El espíritu del desagüe nos convierte en seres permanentemente insatisfechos, inmaduros, subdesarrollados espiritual y emocionalmente, gente con cara de que no se le paga lo que se le debe, unos perfectos ignorantes de lo que es el Evangelio. El espíritu del Santo, por el contrario, nos lleva al amor centrífugo, que es expansivo, dirigido hacia fuera: da, se aleja de uno mismo, se acerca al otro, consuela, bendice, alegra, ayuda, provee... Cuando Cristo nos salva del pecado, lo hace también de nosotros mismos, de estos determinismos egocéntricos e inercias del alma, que son muchas.
Pablo sabía que la mayoría de nosotros haríamos lo mismo que aquellos todos que buscaban lo suyo, que no estaríamos dispuestos a acompañarle en su difícil vida, siempre en conflictos, prisiones, etc., privaciones que no emocionan para nada a nadie. Estar ahí, acompañar, pasar tiempo con quien nos necesita, aguantar con paciencia el dolor y la adversidad que esto implica…, esto es buscar lo de Cristo Jesús.
Para ejercitarme en la piedad, primero debo clamar a Dios por salir del espíritu del desagüe para, acto seguido, desarrollar en mí el hábito de buscar lo que es de Cristo Jesús. Solo así estaré a la altura de las circunstancias como hijo y como siervo, llegado el momento. Es este ejercicio lo que le llevó a Timoteo a ser sensible para con los filipenses, a cuidar de Pablo, etc., lo que probablemente perjudicó algunos de sus intereses personales que, ahora, quedaban en un segundo plano.
Resulta curioso el funcionamiento del amor: cuanto más lo perseguimos, tanto más parece alejarse de nosotros, tanto más nos huye, frustrándonos y decepcionándonos constantemente. Esto es así porque entendemos el amor desde la naturaleza egocéntrica con la que hemos nacido, un camino equivocado pues, como sabemos, más dichoso es dar que recibir (Hch 20,35).

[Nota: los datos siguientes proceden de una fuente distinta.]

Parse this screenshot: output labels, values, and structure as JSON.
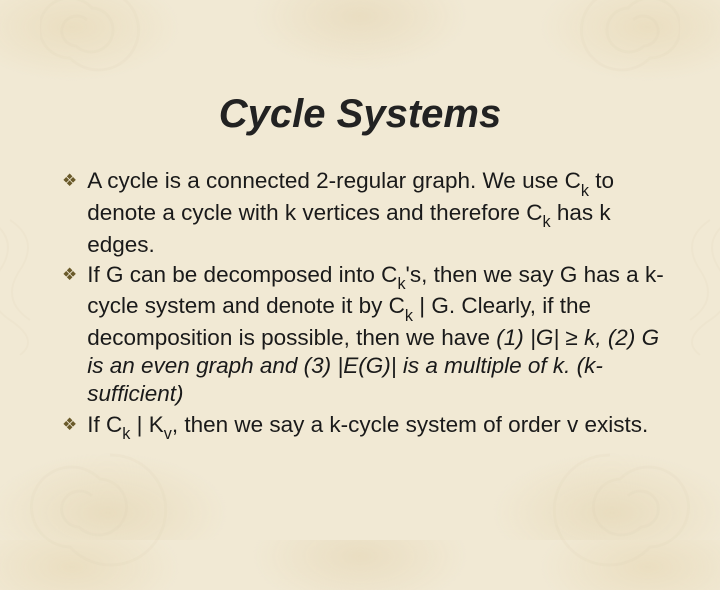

Puede que, como le pasaba al apóstol, sean pocos quienes se interesen de verdad por nosotros, sobre todo cuando tenemos problemas o pasamos por situaciones poco normales. Sin embargo, serán muchos los que permitan que nos acerquemos a ellos para bendecirlos con un trozo de nuestra vida, con lo que tenemos y lo que somos, con nuestro tiempo. Es entonces cuando encontramos de verdad el amor, ese que tanto se hace de rogar, que tanto parece esquivarnos y que, centrífugo, se convierte en verdadero, genuino, inagotable..., como el amor de Dios.
¿Te imaginas una iglesia en la que todos tuviéramos el alma de Timoteo? ¡Qué hermosura! ¡Qué fuerza! ¡Qué bárbaro! Que Dios nos ayude a construir esa iglesia cada día.